Positiv beeindruckt habe Maja Hlawatschek die Offenheit der Bewohner*innen während ihrer Forschungsarbeit: „Bei unseren Besuchen wurden wir immer ganz herzlich empfangen - eigentlich von allen, mit denen wir gesprochen haben, sogar von den Jugendlichen. Im Gegenteil, sie waren richtig froh, einfach gehört zu werden.“  
Des Weiteren wurde auch der kommunikative Prozess zwischen den Bewohner*innen und der lokalen Politik beobachtet und analysiert. Aber auch andere Themen wurden von den Studierendengruppen bearbeitet: Die Schwimmfähigkeit von Grundschulkindern lag dabei ebenso im Interesse der Forschung wie das Schwimmbad als Ort der demokratischen Teilhabe, aber auch als Ort autonomer psychischer Gesundheit für Menschen in der Erwerbstätigkeit.
Insgesamt hätten die Studierenden gelernt, ein ganzes Portfolio von wissenschaftlichen Methoden der Sozialen Arbeit anhand dieses praktischen Beispiels anzuwenden und damit zu üben: von Einzelbefragung, Biografie-Forschung bis hin zu literarischer Auseinandersetzung mit dem Thema, so Hohmann: „Aber ebenso verdeckte und teilnehmende Beobachtung, verdeckte und teilnehmende Befragung und quantitative Interviews.“
Der Fachtag wurde von vielen interessierten Bewohner*innen Bodenburgs und Lokalpolitiker*innen besucht. Auch die Landes- und Bundespolitik hatte an dem Prozess Anteil genommen: Lokale Bundestagsabgeordnete suchten im Verlauf der einjährigen Untersuchungen der dreizehn Studierenden das Freibad und Aktive auf, um sich zu informieren, der niedersächsische Ministerpräsident Stephan Weil meldete sich vorab mit einem Gruß bei der Abschlussveranstaltung zu Wort, der verlesen wurde.   
Andreas Hohmann konstatiert abschließend einen „vollen Zuspruch“ aller Beteiligten zu den Untersuchungen der HAWK-Studierenden.
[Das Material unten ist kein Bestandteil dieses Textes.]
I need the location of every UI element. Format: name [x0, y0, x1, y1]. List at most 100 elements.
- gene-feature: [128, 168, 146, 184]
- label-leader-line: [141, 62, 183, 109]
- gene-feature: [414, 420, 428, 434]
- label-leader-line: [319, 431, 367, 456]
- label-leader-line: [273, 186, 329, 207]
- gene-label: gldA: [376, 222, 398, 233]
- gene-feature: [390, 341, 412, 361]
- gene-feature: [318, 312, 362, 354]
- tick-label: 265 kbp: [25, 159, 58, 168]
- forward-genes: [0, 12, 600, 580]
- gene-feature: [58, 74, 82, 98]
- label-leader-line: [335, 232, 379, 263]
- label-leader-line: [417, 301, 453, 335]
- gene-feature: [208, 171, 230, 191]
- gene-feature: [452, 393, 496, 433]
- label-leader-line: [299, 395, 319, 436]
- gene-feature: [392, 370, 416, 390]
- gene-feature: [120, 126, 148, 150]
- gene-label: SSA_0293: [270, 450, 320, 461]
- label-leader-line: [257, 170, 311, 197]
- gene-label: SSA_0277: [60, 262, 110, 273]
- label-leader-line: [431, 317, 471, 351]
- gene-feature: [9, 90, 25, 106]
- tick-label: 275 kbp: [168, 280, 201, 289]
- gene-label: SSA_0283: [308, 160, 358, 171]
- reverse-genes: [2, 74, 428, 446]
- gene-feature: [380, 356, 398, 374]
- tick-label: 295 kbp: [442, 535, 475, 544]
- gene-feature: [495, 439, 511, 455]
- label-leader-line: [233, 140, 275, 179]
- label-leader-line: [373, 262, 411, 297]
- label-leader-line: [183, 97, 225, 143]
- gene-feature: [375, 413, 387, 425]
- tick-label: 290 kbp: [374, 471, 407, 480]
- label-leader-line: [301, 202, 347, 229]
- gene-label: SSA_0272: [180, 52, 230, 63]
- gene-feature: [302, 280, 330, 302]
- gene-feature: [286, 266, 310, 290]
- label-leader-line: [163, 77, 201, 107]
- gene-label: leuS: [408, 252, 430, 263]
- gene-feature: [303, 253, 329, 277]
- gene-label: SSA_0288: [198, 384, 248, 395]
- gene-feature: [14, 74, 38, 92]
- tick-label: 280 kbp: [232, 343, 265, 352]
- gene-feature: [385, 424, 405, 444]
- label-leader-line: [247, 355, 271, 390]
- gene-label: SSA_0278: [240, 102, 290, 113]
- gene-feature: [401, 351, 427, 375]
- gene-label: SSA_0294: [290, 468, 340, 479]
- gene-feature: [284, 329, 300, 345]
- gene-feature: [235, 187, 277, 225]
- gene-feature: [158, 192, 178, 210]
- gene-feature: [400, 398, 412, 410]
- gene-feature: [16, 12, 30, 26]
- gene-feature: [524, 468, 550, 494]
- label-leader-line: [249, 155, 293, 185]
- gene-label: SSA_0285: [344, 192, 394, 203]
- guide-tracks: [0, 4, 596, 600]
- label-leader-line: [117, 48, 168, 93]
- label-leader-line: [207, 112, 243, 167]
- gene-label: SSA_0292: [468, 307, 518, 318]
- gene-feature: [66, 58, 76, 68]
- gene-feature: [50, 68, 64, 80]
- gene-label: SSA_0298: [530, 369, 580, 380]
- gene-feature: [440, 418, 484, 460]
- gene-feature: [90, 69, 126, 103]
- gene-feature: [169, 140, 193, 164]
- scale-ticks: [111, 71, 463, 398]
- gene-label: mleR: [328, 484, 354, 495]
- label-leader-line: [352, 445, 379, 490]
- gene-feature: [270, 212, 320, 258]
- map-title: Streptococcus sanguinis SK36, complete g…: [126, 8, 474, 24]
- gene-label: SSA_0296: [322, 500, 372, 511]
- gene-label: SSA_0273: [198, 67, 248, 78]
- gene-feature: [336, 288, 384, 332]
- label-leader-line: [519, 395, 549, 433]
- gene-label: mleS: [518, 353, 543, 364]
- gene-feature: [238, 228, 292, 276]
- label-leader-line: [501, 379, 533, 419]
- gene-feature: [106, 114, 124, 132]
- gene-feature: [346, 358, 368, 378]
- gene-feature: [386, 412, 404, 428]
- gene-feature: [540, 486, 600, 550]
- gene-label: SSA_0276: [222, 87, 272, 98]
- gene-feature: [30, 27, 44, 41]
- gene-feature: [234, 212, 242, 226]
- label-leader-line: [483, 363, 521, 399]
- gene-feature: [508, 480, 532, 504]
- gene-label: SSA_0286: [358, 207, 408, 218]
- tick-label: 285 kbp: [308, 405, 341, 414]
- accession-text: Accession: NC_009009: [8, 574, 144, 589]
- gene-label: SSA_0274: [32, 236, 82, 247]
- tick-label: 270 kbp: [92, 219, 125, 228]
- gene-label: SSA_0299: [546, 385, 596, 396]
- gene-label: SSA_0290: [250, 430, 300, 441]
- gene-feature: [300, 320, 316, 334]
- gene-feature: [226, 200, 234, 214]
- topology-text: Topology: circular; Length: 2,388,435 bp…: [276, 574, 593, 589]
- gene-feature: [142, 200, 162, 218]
Und er zieht ebenfalls ein positives Fazit: Für ihn sei es wichtig gewesen, den ganzen demokratischen Prozess zu begleiten und die Kommunikation zwischen Bewohner*innen, dem Verein, der das Freibad betreibt, und der Kommunalpolitik zu beobachten: „Für die Ergebnisse, die wir erforscht haben, ist die Kommunalpolitik sehr dankbar, weil sie jetzt wieder Anhaltspunkte hat, warum ein Freibad am Leben bleiben muss.“
Er vermutet, dass das hohe Interesse, Freibäder zu schließen an dem Kostendruck sehr vieler Kommunen liege: „Deswegen ist es, glaube ich, so wichtig, dass man vermittelt, dass ein Freibad mehr ist als ein Ort, an dem man nur schwimmen kann.“
Das Projekt der Sozialen Arbeit ist zwar abgeschlossen, das Untersuchungsobjekt Freibad wird aber noch einmal in den Fokus einer Studierenden-Praxisübung der Hochschule im Sommersemester rücken:  Prof. Dr.-Ing. Ines Lüder wird mit einem Kurs Architektur-Studierender das Freibad und angrenzende Gebäude aus baulicher Perspektive analysieren. Der Kurs, in dem am Ende Bachelorarbeiten entstehen, wird im April mit einem Ortstermin in Bodenburg starten.